Pedro Marques Lopes
– Diário de Notícias, opinião
Por iniciativa do
Presidente da República, foi fundado em 2012 o Conselho da Diáspora. Segundo o site
na internet, o objetivo é construir "uma rede de portugueses e
lusodescendentes, que residem no exterior, com o propósito de elevar a
reputação de Portugal no mundo". Estamos assim perante as melhores
intenções.
A segunda reunião,
realizada na semana passada, passou para os media como um encontro de
emigrantes de sucesso que iam ajudar, nas palavras de Cavaco Silva, a
"corrigir alguma desinformação que existe sobre o nosso país e assim
ajudar a melhorar a credibilidade do País e a difundir as suas
potencialidades".
Deixemos de lado a
expressão emigrantes de sucesso, não nos preocupemos em perguntar o que é um
emigrante malsucedido e se não seria mais importante dedicar algum tempo aos
nossos compatriotas não bem-sucedidos, digamos assim. Também não vale a pena
questionar de que tipo de desinformação Portugal está a ser alvo e quem são os
promotores de tão vil manobra. Palavras tontas e teorias da conspiração não
merecem muita prosa.
Não há registos,
mas espero que, já que se falava de emigração, se tenha aproveitado para falar
do que foi, a par do desemprego, uma das grandes catástrofes de 2013: a
emigração de 120 mil portugueses. Temo que não. Temo que se tenha perdido o
tempo todo na preparação de networking, em trocas de cartões para futuros
negócios, em relatos das histórias de sucesso, em comentários sobre as
maravilhas que os mercados internacionais dizem da nossa austeridade. É que não
há manobra de charme junto das comunidades estrangeiras, não há ataque a
desinformação que responda a esta pergunta: se o País é tão bom e tem tão boas
condições, por que diabo fogem 120 mil pessoas, a esmagadora maioria na força
da idade, bem formadas e qualificadas?
Portugal tem uma
longa história de emigração. Uma história com demasiadas vertentes, demasiadas
razões, demasiadas causas para que se possam analisar todas em meia dúzia de
linhas. Mas é, sobretudo, uma história de falta de horizontes, de falta de
perspetiva, de desespero, de miséria e, mais vezes do que imaginamos, de fome.
Aqueles 120 mil que
saíram de Portugal não falharam em Portugal, Portugal é que lhes falhou. Saíram
das faculdades, dos subúrbios das cidades. Desta vez não são os que fugiam da
vida do campo, analfabetos ou semianalfabetos que passavam a salto a fronteira,
nos anos 50 e 60. Tempos que nos prometeram que não voltariam a acontecer.

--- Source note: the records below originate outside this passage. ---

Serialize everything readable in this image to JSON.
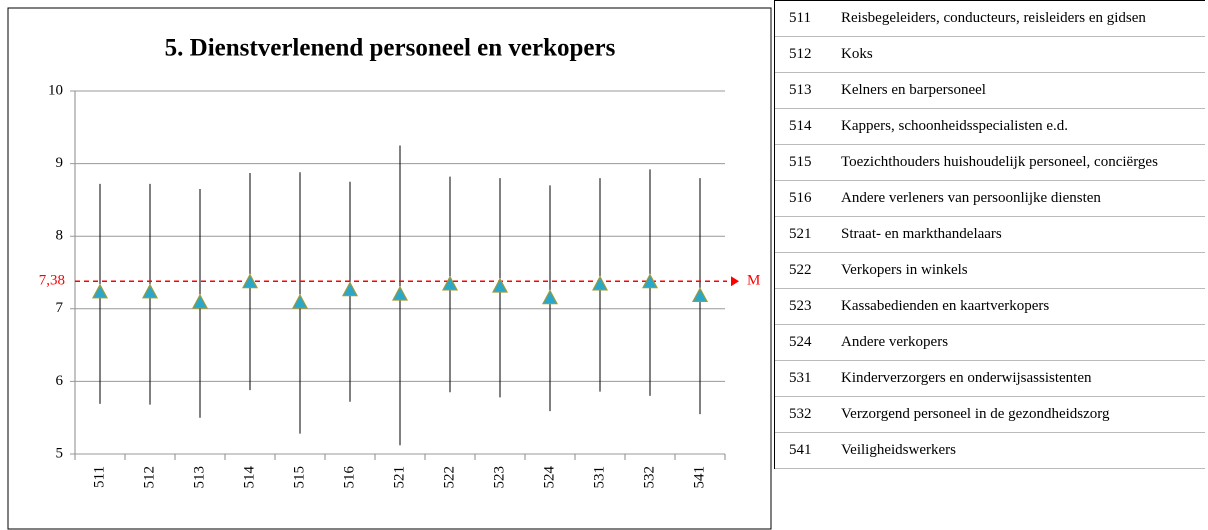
{
  "chart_data": {
    "type": "errorbar",
    "title": "5. Dienstverlenend personeel en verkopers",
    "categories": [
      "511",
      "512",
      "513",
      "514",
      "515",
      "516",
      "521",
      "522",
      "523",
      "524",
      "531",
      "532",
      "541"
    ],
    "series": [
      {
        "color": "#2aa7c9",
        "values": [
          7.22,
          7.22,
          7.08,
          7.36,
          7.08,
          7.25,
          7.19,
          7.33,
          7.3,
          7.14,
          7.33,
          7.36,
          7.17
        ],
        "high": [
          8.72,
          8.72,
          8.65,
          8.87,
          8.88,
          8.75,
          9.25,
          8.82,
          8.8,
          8.7,
          8.8,
          8.92,
          8.8
        ],
        "low": [
          5.69,
          5.68,
          5.5,
          5.88,
          5.28,
          5.72,
          5.12,
          5.85,
          5.78,
          5.59,
          5.86,
          5.8,
          5.55
        ]
      }
    ],
    "ylim": [
      5,
      10
    ],
    "yticks": [
      5,
      6,
      7,
      8,
      9,
      10
    ],
    "grid": true,
    "reference_line": {
      "value": 7.38,
      "label": "7,38",
      "name": "M",
      "color": "#ff0000"
    }
  },
  "legend_table": {
    "rows": [
      [
        "511",
        "Reisbegeleiders, conducteurs, reisleiders en gidsen"
      ],
      [
        "512",
        "Koks"
      ],
      [
        "513",
        "Kelners en barpersoneel"
      ],
      [
        "514",
        "Kappers, schoonheidsspecialisten e.d."
      ],
      [
        "515",
        "Toezichthouders huishoudelijk personeel, conciërges"
      ],
      [
        "516",
        "Andere verleners van persoonlijke diensten"
      ],
      [
        "521",
        "Straat- en markthandelaars"
      ],
      [
        "522",
        "Verkopers in winkels"
      ],
      [
        "523",
        "Kassabedienden en kaartverkopers"
      ],
      [
        "524",
        "Andere verkopers"
      ],
      [
        "531",
        "Kinderverzorgers en onderwijsassistenten"
      ],
      [
        "532",
        "Verzorgend personeel in de gezondheidszorg"
      ],
      [
        "541",
        "Veiligheidswerkers"
      ]
    ]
  }
}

Situações que seriam parte de uma má memória que a integração na Europa e a correção
dos nossos endémicos problemas iriam resolver. De facto, já não se foge a
salto, os que vão não são analfabetos, mas os nossos continuam a ter de partir.
Estes que agora
saem são filhos e filhas de gente que se sacrificou para lhes dar cursos superiores.
Que acreditou que estava a construir um futuro diferente para os filhos e para
a comunidade. Alguns, filhos e filhas de gente que emigrou para que eles não
tivessem de sair da nossa terra.
Acredito que a
maioria destes 120 mil e de tantos outros que também partirão e de outros
tantos que já partiram, aqueles que desperdiçamos, aqueles em quem tanto
investimos, não serão os ocupantes de bidonviles das novas Franças. Muitos
serão bem-sucedidos, não no léxico provinciano do Conselho da Diáspora, mas tão
simplesmente assumindo que terão uma vida sem grandes problemas, que poderão
criar sem sobressaltos de maior os seus filhos e poderão exercer a profissão
para que foram formados. Farão, com certeza, muito pelos países onde viverão.
Nem tudo se perdeu: pelo menos a nossa comunidade ajudou-os a prosperar noutro
lado.
Para a nossa
comunidade é mais uma catástrofe, repito. Ao desperdiçarmos tanta gente
arrasamos o nosso potencial de crescimento, hipotecamos a próxima geração,
criamos ainda de forma mais vincada um país de crianças e velhos, talvez mesmo
só de velhos: um país sem futuro.
Era capaz de jurar
que os promotores do Conselho da Diáspora ainda não perceberam isto, nem se
maçaram sequer a levantar estas questões.
A nossa emigração é
tantas vezes a história de grandes sucessos individuais, de aventuras, de
feitos extraordinários, mas é sobretudo a prova de um enorme falhanço como
comunidade. Um falhanço demasiadas vezes repetido.